During the first hours of the crucifixion, Jesus had to endure the heat of the sun and His position on the cross made it very difficult for Him to breathe. The heat and dehydration made His thirst unbearable. As the Son of Man, bearing in His body the limitations of humanity, He felt the consuming thirst. Jesus was a man, in the flesh, and He felt the torments He endured as any other man would have felt them in His place. “I am thirsty,” He said, and the soldiers offered Him a sponge soaked in vinegar (John 19:29). Wanting to keep His mind clear, Jesus refused their offer. But the thirst Jesus confessed had a meaning that went beyond physical thirst. These words, which once again expressed the human side of His being, were imbued with the devotional spirit of a Jew accustomed to the prayers of the Psalms: “My soul thirsts for God, for the living God” (Psalm 42:2). The Saviour was thirsting for His Father.
Mission accomplished
“When he had received the drink, Jesus said, ‘It is finished’. With that, he bowed his head and gave up his spirit” (John 19:30).
The word used in Greek is tetelestai, with the following meanings: “It is done”, “It is finished”, “It is accomplished”, “It has come to pass”, “It has been paid for”, “It has run its course.” The cry, “It is finished!” is not a sigh of relief or a release from the bonds of suffering, but it is the announcement of victory, of the fulfilment of God’s plan made before the creation of the world—the plan of salvation.
This brief utterance of Jesus on the Cross suggests that He did not die in resignation, but with a triumphant exclamation on His lips, convinced that the mission entrusted to Him by His Father and motivated by His love for humanity had been accomplished. Finis coronat opus.
Final thought
“Jesus called out with a loud voice, ‘Father, into Your hands I commit my spirit’. When He had said this, He breathed his last” (Luke 23:46).
The first and last words spoken from the cross were addressed to the Father. Peter Toon observes that while the first were a prayer asking forgiveness on behalf of others, the last were a Jewish evening prayer suggesting peace. The drama of Calvary, which began with the concretisation of forgiveness, ended with the absolute victory that brings indestructible peace. His suffering was almost over. Only a few moments separated Him from death. But Jesus was sure that His sacrifice would be accepted by the Father, and He allowed death to embrace Him, knowing that He was in the Father’s hands.
Words in the form of a cross
In the seven statements on the cross, the Word, the incarnate Logos, reveals Himself in an attitude that confirms the system of values that He proclaimed throughout His life. The congruence between the Gospel proclaimed and its fulfilment in His life (and death) is more than evident.

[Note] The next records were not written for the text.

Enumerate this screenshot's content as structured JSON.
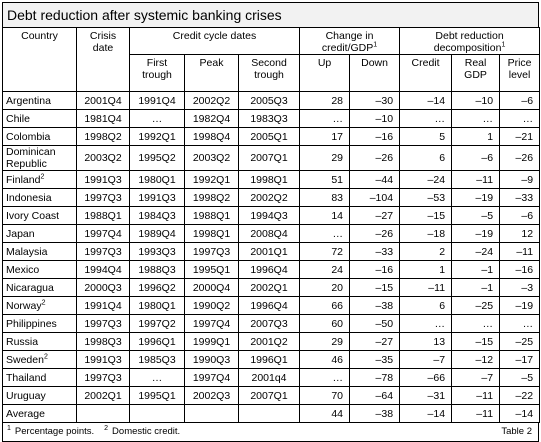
{
  "title": "Debt reduction after systemic banking crises",
  "header": {
    "country": "Country",
    "crisis_date": "Crisis date",
    "credit_cycle": "Credit cycle dates",
    "change": {
      "text": "Change in credit/GDP",
      "sup": "1"
    },
    "decomposition": {
      "text": "Debt reduction decomposition",
      "sup": "1"
    },
    "sub": [
      "First trough",
      "Peak",
      "Second trough",
      "Up",
      "Down",
      "Credit",
      "Real GDP",
      "Price level"
    ]
  },
  "rows": [
    {
      "country": "Argentina",
      "dates": [
        "2001Q4",
        "1991Q4",
        "2002Q2",
        "2005Q3"
      ],
      "values": [
        "28",
        "–30",
        "–14",
        "–10",
        "–6"
      ]
    },
    {
      "country": "Chile",
      "dates": [
        "1981Q4",
        "…",
        "1982Q4",
        "1983Q3"
      ],
      "values": [
        "…",
        "–10",
        "…",
        "…",
        "…"
      ]
    },
    {
      "country": "Colombia",
      "dates": [
        "1998Q2",
        "1992Q1",
        "1998Q4",
        "2005Q1"
      ],
      "values": [
        "17",
        "–16",
        "5",
        "1",
        "–21"
      ]
    },
    {
      "country": "Dominican Republic",
      "dates": [
        "2003Q2",
        "1995Q2",
        "2003Q2",
        "2007Q1"
      ],
      "values": [
        "29",
        "–26",
        "6",
        "–6",
        "–26"
      ]
    },
    {
      "country": "Finland",
      "sup": "2",
      "dates": [
        "1991Q3",
        "1980Q1",
        "1992Q1",
        "1998Q1"
      ],
      "values": [
        "51",
        "–44",
        "–24",
        "–11",
        "–9"
      ]
    },
    {
      "country": "Indonesia",
      "dates": [
        "1997Q3",
        "1991Q3",
        "1998Q2",
        "2002Q2"
      ],
      "values": [
        "83",
        "–104",
        "–53",
        "–19",
        "–33"
      ]
    },
    {
      "country": "Ivory Coast",
      "dates": [
        "1988Q1",
        "1984Q3",
        "1988Q1",
        "1994Q3"
      ],
      "values": [
        "14",
        "–27",
        "–15",
        "–5",
        "–6"
      ]
    },
    {
      "country": "Japan",
      "dates": [
        "1997Q4",
        "1989Q4",
        "1998Q1",
        "2008Q4"
      ],
      "values": [
        "…",
        "–26",
        "–18",
        "–19",
        "12"
      ]
    },
    {
      "country": "Malaysia",
      "dates": [
        "1997Q3",
        "1993Q3",
        "1997Q3",
        "2001Q1"
      ],
      "values": [
        "72",
        "–33",
        "2",
        "–24",
        "–11"
      ]
    },
    {
      "country": "Mexico",
      "dates": [
        "1994Q4",
        "1988Q3",
        "1995Q1",
        "1996Q4"
      ],
      "values": [
        "24",
        "–16",
        "1",
        "–1",
        "–16"
      ]
    },
    {
      "country": "Nicaragua",
      "dates": [
        "2000Q3",
        "1996Q2",
        "2000Q4",
        "2002Q1"
      ],
      "values": [
        "20",
        "–15",
        "–11",
        "–1",
        "–3"
      ]
    },
    {
      "country": "Norway",
      "sup": "2",
      "dates": [
        "1991Q4",
        "1980Q1",
        "1990Q2",
        "1996Q4"
      ],
      "values": [
        "66",
        "–38",
        "6",
        "–25",
        "–19"
      ]
    },
    {
      "country": "Philippines",
      "dates": [
        "1997Q3",
        "1997Q2",
        "1997Q4",
        "2007Q3"
      ],
      "values": [
        "60",
        "–50",
        "…",
        "…",
        "…"
      ]
    },
    {
      "country": "Russia",
      "dates": [
        "1998Q3",
        "1996Q1",
        "1999Q1",
        "2001Q2"
      ],
      "values": [
        "29",
        "–27",
        "13",
        "–15",
        "–25"
      ]
    },
    {
      "country": "Sweden",
      "sup": "2",
      "dates": [
        "1991Q3",
        "1985Q3",
        "1990Q3",
        "1996Q1"
      ],
      "values": [
        "46",
        "–35",
        "–7",
        "–12",
        "–17"
      ]
    },
    {
      "country": "Thailand",
      "dates": [
        "1997Q3",
        "…",
        "1997Q4",
        "2001q4"
      ],
      "values": [
        "…",
        "–78",
        "–66",
        "–7",
        "–5"
      ]
    },
    {
      "country": "Uruguay",
      "dates": [
        "2002Q1",
        "1995Q1",
        "2002Q3",
        "2007Q1"
      ],
      "values": [
        "70",
        "–64",
        "–31",
        "–11",
        "–22"
      ]
    },
    {
      "country": "Average",
      "values": [
        "44",
        "–38",
        "–14",
        "–11",
        "–14"
      ]
    }
  ],
  "footnotes": [
    {
      "sup": "1",
      "text": "Percentage points."
    },
    {
      "sup": "2",
      "text": "Domestic credit."
    }
  ],
  "table_label": "Table 2"
}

Although the words spoken were among the simplest and most human, the witnesses saw a genesis, a rebirth of vocabulary, the words of the Word taking the form of the cross. On the one hand, the words of Jesus are vertical, forming a true axis mundi. The Saviour in agony dominates events with the power that can only come from communion with the heavenly Father. Four of the seven sayings are addressed to the Father. On the other hand, all His sayings concern His deep involvement in earthly life. The first three statements emphasised the role of forgiveness and concern for others, and the last four were expressions of the success of redeeming the world from sin.

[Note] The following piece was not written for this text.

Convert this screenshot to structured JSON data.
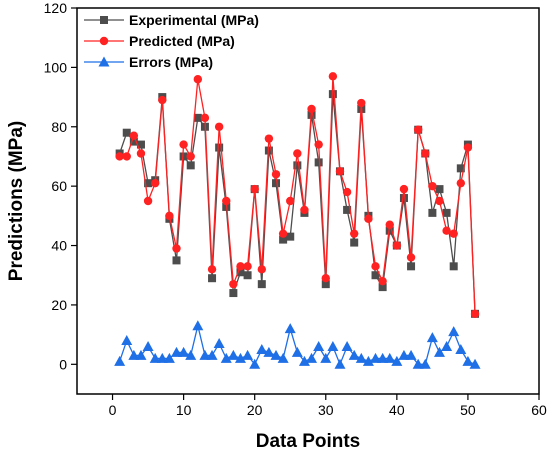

Two millennia after the memorable words of the passion of Jesus Christ, the echo of His words pierces the existence of Christian consciences. For the reader of the Bible, it is important to understand the errors of the ignorant or the scoffers and, by discerning the true ingredients of Easter, to harness the power of the divine Logos sacrificed for us on the cross. Behold, my people, your Saviour!